Thursday, June 07, 2012

Farm Bill Negotiations: History of "Direct Payments"

The New York Times just published a harsh analysis of the environmental impact of our heavily subsidized crop insurance programs, emphasizing the increased cost to taxpayers under the new farm bill proposal, Crop Insurance Proposal Could Cost U.S. Billions.

The unfortunate consequence of our system of subsidized crop insurance, particularly when revenue insurance is added into the mix, is that farmers are given an incentive to farm lands that would otherwise not be profitable or at least present too much of a risk of loss.

The Times article is one of many recent articles that have criticized the current farm bill proposal. For some time, farm policy makers have indicated that they were willing to give up on the current direct payment program in exchange for more support delivered through crop insurance. Even aside from the current concern with a budget deficit, that type of horse-trading only makes sense if one ignores the history of the direct payment program.

In 1996, Congress passed a farm bill, the Federal Agricultural Improvement and Reform (FAIR) Act of 1996. It was signed into law by President Clinton.  It replaced the 1990 farm bill and covered the crop years 1996 through 2002.

The first title of the new farm bill was the "Agricultural Market Transition Act."  This title marked a shift in farm subsidy programs, eliminating target prices and deficiency payments based on market prices.  Instead, farmers would receive direct payments that were not tied to production or price for seven years under "Production Flexibility Contracts."

The shift was promoted as a way for farmers to "transition" to a free-market based production system, moving away from reliance on government support payments.  Farmers would be free to plant whatever crop they wanted based on market conditions, hence the term "Freedom to Farm" was also used to reference the new approach. The farmers who signed up for the new program received fixed but somewhat declining payments over the seven-year period.

At the end of the 7 year period, however, there was no transition. Congress renewed the "direct payment," program, and it was renewed again in the 2008 farm bill. Farmers were indeed free to plant whatever they wanted (except for fruits and vegetables, a restriction won by the existing fruit and vegetable industry), and they were not even required to farm. But, there was never a transition away from government support.  References to any "market transition" were dropped and the program was referenced simply as the "direct payment program."

I mention this bit of history, as many articles discussing the current negotiations regarding the farm bill focus on the fact that farmers are "giving up direct payments," and because of this, we need to shift additional support to an enhanced crop insurance program including enhanced revenue insurance options in order to maintain a "safety net." Given current high prices and record farm profits, it is a particularly expensive proposition to insure revenue in this market. And, the direct payment program is now being referenced as the "safety net" that needs to be replaced.

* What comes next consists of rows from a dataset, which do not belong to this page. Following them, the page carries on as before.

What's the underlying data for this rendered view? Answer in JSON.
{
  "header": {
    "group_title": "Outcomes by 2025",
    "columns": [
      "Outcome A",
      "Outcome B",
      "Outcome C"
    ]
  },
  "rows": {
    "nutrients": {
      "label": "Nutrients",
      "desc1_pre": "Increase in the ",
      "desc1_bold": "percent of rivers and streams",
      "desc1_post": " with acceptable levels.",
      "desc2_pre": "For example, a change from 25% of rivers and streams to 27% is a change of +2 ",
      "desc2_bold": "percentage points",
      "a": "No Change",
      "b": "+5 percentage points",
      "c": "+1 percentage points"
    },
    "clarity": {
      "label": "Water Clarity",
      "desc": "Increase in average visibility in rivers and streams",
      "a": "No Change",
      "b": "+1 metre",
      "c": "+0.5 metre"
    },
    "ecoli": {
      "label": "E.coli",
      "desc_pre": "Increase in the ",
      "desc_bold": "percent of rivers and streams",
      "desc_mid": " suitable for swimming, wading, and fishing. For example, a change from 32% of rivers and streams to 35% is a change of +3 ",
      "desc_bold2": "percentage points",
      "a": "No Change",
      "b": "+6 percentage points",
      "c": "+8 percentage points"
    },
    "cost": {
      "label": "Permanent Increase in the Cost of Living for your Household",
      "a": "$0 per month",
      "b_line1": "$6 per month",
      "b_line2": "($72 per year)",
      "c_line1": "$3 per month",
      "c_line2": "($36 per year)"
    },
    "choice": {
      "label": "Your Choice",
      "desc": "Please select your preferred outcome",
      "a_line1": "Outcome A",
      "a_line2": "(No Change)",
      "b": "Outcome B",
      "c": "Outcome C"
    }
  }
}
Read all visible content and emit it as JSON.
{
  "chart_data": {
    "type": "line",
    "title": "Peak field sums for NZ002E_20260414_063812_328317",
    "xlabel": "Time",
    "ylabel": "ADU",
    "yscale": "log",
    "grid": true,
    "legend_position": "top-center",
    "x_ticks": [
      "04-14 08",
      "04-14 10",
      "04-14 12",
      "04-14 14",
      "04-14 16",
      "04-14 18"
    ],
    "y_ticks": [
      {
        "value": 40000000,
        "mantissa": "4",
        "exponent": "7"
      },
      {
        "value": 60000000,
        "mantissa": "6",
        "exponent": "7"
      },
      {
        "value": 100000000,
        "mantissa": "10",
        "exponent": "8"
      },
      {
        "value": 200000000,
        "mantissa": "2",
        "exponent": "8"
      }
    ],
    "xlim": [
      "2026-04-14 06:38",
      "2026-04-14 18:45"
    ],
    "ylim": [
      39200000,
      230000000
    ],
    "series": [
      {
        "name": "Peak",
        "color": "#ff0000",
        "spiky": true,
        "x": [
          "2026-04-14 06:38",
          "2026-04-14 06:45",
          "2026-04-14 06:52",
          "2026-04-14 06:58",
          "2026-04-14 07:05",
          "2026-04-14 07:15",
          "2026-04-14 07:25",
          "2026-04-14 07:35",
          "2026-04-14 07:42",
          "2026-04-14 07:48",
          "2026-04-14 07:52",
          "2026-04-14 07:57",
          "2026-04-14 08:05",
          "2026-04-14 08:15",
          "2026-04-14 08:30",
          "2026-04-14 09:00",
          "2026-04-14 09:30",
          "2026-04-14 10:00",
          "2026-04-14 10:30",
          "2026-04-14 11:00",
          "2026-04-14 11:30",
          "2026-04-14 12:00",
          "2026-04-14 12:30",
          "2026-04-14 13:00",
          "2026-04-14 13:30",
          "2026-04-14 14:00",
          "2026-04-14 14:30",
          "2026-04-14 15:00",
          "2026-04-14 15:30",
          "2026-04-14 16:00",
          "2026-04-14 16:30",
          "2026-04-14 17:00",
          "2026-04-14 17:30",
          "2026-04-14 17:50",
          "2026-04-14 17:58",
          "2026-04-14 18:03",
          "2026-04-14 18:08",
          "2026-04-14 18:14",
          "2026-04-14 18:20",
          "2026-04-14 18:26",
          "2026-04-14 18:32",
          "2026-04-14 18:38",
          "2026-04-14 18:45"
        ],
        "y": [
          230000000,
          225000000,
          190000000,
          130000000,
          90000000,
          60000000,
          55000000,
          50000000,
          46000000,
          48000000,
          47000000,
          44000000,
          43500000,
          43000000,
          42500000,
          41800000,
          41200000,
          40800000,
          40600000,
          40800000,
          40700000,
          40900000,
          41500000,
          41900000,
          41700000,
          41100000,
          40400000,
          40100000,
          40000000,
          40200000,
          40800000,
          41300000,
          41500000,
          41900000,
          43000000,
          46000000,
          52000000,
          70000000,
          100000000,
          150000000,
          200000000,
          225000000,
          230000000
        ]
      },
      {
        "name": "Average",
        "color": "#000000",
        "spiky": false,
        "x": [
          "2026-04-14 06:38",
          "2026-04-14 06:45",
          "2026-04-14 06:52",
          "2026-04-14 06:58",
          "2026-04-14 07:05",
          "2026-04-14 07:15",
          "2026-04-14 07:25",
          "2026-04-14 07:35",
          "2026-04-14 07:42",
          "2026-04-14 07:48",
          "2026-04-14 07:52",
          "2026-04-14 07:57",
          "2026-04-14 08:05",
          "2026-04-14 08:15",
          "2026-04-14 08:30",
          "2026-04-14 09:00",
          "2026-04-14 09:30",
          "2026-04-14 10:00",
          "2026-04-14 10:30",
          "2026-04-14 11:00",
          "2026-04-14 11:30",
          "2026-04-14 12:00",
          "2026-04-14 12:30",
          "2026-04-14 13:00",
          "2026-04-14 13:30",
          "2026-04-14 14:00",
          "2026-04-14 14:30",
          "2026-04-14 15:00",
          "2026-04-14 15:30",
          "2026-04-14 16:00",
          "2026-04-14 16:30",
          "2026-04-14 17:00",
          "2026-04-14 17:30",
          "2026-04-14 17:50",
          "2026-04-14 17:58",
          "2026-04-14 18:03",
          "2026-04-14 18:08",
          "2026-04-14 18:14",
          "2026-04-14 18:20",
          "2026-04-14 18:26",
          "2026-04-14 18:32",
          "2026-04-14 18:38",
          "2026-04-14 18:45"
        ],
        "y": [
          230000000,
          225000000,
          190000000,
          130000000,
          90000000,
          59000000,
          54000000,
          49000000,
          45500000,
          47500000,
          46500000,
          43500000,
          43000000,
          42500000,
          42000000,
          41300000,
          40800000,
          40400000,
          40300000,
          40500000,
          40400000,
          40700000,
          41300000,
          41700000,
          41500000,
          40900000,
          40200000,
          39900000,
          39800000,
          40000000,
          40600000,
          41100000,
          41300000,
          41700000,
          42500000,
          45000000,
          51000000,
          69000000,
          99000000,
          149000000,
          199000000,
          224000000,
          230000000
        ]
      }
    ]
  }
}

To be clear, I do believe in an economic "safety net" for farmers when they experience serious crop losses. That's good policy. But, let's be historically accurate.  The direct payment program was never a safety net.  It was sold to the public as a way to wean or transition farmers away from federal price support.

And, let's be economically accurate. Revenue insurance that is subsidized without limitation on both the premium side and the loss side is not about providing a safety net.

Many are calling for less government. We are cutting unemployed people off from benefits; we are cutting back on benefits for those in poverty; school programs are being cut. Those are safety net issues.

Let's have an honest discussion about the farm bill and develop a farm program that helps farmers when they need assistance, discourages environmental problems, and produces healthy food.

1 Comments:

Blogger Mike Haley said...

As a farmer I want to be less dependent on subsidies, I don't want to take a "handout" that in turn blackmails me into following additional rules. We need to get rid of the extra slack that exist in all of government, not just the agriculure and food side.

However, as a farmer I face tremendous risks every time I plant a crop. I have no clue what will happen during the growing season that will allow my crop to be a success or failure. With increasing input costs and very high volatility in the market I am not sure I would continue to take these risks every year without some sort of safety net.

That said I don't ask for much, just the security that one bad year will not destroy what it took generations for my family to build.